Buol, TabeNews.com — Masyarakat kembali dibuat resah dengan praktik nakal oknum pangkalan gas Elpiji 3 kg di sejumlah kelurahan di Kabupaten Buol. Berdasarkan hasil penelusuran lapangan, terungkap adanya dugaan kuat bahwa sebagian pangkalan tidak menyalurkan gas bersubsidi sebagaimana mestinya, melainkan memperlakukan komoditas subsidi rakyat kecil ini sebagai ajang bisnis dengan para pengecer.
Fenomena ini semakin mencuat setelah ditemukan adanya pangkalan “siluman” — yakni pangkalan yang beroperasi tidak sesuai dengan alamat resmi dalam izin usahanya.
Salah satu contohnya berada di Kelurahan Kali, di mana diketahui pangkalan yang terdaftar di Kelurahan Buol justru melakukan aktivitas penyaluran di wilayah Kali, bahkan diduga kuat tidak menyalurkan langsung ke masyarakat sekitar.
Informasi dari warga setempat menyebutkan, gas Elpiji 3 kg yang seharusnya didistribusikan ke rumah tangga miskin dan pelaku UMKM, justru dijual ke pengecer dengan harga yang jauh di atas Harga Eceran Tertinggi (HET). Akibatnya, masyarakat di wilayah tersebut kesulitan memperoleh gas bersubsidi dengan harga resmi.
“Selama ini kami jarang dapat jatah langsung dari pangkalan. Kalau pun ada, harganya sudah tinggi di tangan pengecer. Padahal seharusnya gas ini untuk warga kecil seperti kami,” keluh seorang warga Kelurahan Kali yang enggan disebut namanya.
Tak hanya di satu lokasi, praktik serupa juga diduga terjadi di beberapa kelurahan lainnya. Modus yang digunakan antara lain memindahkan lokasi distribusi dari alamat izin resmi ke tempat tinggal pribadi dan menjual langsung kepada pengecer tanpa melalui mekanisme penyaluran ke masyarakat yang berhak.
Situasi ini mengindikasikan lemahnya pengawasan dari pihak terkait, khususnya Tim Satgas Pengawasan Distribusi Elpiji 3 Kg. Tim yang terdiri dari unsur pemerintah daerah, Pertamina, serta aparat penegak hukum diharapkan tidak menutup mata terhadap praktik curang yang merugikan masyarakat kecil dan mencoreng kebijakan subsidi energi pemerintah.
“Tim Satgas harus tegas.

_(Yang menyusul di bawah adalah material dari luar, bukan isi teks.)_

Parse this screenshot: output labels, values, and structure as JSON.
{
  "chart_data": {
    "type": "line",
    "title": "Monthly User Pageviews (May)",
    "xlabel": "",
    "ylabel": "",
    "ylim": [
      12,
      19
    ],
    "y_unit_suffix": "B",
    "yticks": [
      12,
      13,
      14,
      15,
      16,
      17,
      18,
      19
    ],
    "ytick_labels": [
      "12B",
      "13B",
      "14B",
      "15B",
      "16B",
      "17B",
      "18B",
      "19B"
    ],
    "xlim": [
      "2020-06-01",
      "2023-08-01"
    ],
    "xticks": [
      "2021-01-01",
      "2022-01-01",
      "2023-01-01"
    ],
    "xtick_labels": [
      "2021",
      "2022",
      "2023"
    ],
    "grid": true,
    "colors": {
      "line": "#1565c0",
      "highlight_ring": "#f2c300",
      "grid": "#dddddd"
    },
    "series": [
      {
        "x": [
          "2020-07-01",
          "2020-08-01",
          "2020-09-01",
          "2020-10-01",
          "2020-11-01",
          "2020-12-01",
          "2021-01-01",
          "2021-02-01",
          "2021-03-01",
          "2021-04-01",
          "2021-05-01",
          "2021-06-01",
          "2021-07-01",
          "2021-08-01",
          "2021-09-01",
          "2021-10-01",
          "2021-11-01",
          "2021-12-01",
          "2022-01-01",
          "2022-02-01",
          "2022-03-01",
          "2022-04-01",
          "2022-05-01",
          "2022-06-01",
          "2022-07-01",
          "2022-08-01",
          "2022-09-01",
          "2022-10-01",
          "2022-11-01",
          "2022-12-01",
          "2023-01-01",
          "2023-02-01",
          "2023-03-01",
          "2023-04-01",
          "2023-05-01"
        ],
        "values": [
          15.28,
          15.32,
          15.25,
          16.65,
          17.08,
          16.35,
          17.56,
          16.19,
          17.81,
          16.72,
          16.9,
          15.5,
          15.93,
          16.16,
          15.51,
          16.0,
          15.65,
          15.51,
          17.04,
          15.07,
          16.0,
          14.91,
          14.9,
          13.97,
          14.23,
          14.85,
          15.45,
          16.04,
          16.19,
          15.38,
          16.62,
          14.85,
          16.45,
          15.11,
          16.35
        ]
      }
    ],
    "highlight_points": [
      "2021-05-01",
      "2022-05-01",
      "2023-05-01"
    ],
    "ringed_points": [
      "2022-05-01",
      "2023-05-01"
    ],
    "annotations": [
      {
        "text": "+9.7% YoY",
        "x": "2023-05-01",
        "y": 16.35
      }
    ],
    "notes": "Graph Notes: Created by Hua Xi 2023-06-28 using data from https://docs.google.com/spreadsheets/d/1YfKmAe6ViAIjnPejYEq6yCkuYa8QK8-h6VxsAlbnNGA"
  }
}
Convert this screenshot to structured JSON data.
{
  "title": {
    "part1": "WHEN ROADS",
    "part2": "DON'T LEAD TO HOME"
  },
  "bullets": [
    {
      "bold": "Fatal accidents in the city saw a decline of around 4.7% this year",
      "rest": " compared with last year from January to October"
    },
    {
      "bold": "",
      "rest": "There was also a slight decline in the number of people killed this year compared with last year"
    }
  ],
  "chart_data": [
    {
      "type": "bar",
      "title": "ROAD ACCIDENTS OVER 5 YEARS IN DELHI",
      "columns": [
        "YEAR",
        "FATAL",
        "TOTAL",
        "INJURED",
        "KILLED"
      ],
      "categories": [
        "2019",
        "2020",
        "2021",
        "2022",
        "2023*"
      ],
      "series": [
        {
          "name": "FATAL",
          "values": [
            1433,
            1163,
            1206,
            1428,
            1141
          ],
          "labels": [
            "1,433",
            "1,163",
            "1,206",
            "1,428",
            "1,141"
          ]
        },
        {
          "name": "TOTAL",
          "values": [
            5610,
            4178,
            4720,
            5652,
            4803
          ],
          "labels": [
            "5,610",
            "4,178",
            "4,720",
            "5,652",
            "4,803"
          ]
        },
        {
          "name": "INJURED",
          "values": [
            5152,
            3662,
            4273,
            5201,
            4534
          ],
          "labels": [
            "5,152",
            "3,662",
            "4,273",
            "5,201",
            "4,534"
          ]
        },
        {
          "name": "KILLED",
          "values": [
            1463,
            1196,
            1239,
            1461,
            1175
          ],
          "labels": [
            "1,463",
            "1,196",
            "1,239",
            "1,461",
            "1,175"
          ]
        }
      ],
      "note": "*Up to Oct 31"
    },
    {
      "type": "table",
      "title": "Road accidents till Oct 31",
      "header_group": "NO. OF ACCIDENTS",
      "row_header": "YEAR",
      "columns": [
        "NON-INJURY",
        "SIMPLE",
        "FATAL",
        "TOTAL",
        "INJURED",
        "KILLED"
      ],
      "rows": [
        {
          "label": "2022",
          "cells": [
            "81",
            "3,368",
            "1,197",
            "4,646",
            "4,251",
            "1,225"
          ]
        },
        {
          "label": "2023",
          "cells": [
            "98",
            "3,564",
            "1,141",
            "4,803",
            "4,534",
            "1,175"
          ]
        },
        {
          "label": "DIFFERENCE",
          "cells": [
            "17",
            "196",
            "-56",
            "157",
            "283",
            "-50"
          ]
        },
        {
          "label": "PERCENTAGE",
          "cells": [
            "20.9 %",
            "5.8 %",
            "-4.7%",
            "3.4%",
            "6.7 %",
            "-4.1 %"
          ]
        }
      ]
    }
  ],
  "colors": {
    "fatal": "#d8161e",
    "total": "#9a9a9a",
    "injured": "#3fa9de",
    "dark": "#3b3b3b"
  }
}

Jangan hanya menunggu laporan warga, tapi turun langsung ke lapangan. Harus dicek keaslian alamat pangkalan, jalur distribusi, serta siapa penerima akhirnya,” tegas Jufri S. Ali pemerhati kebijakan publik di Buol.
Sebagaimana diatur dalam Peraturan Menteri ESDM Nomor 26 Tahun 2009 tentang Penyediaan dan Pendistribusian LPG, setiap pangkalan wajib menyalurkan Elpiji 3 kg sesuai peruntukan dan wilayah distribusi yang telah ditetapkan.
Pelanggaran atas ketentuan ini bisa berimplikasi pada pencabutan izin usaha hingga proses hukum sesuai Undang-Undang Nomor 22 Tahun 2001 tentang Minyak dan Gas Bumi (UU Migas).
Dengan makin maraknya dugaan permainan di tingkat pangkalan, publik mendesak agar Pemkab Buol, Pertamina, dan aparat penegak hukum segera turun tangan. Pengawasan distribusi elpiji 3 kg perlu dilakukan secara ketat dan transparan agar bantuan energi bersubsidi ini benar-benar tepat sasaran, bukan menjadi ladang bisnis gelap bagi segelintir pihak.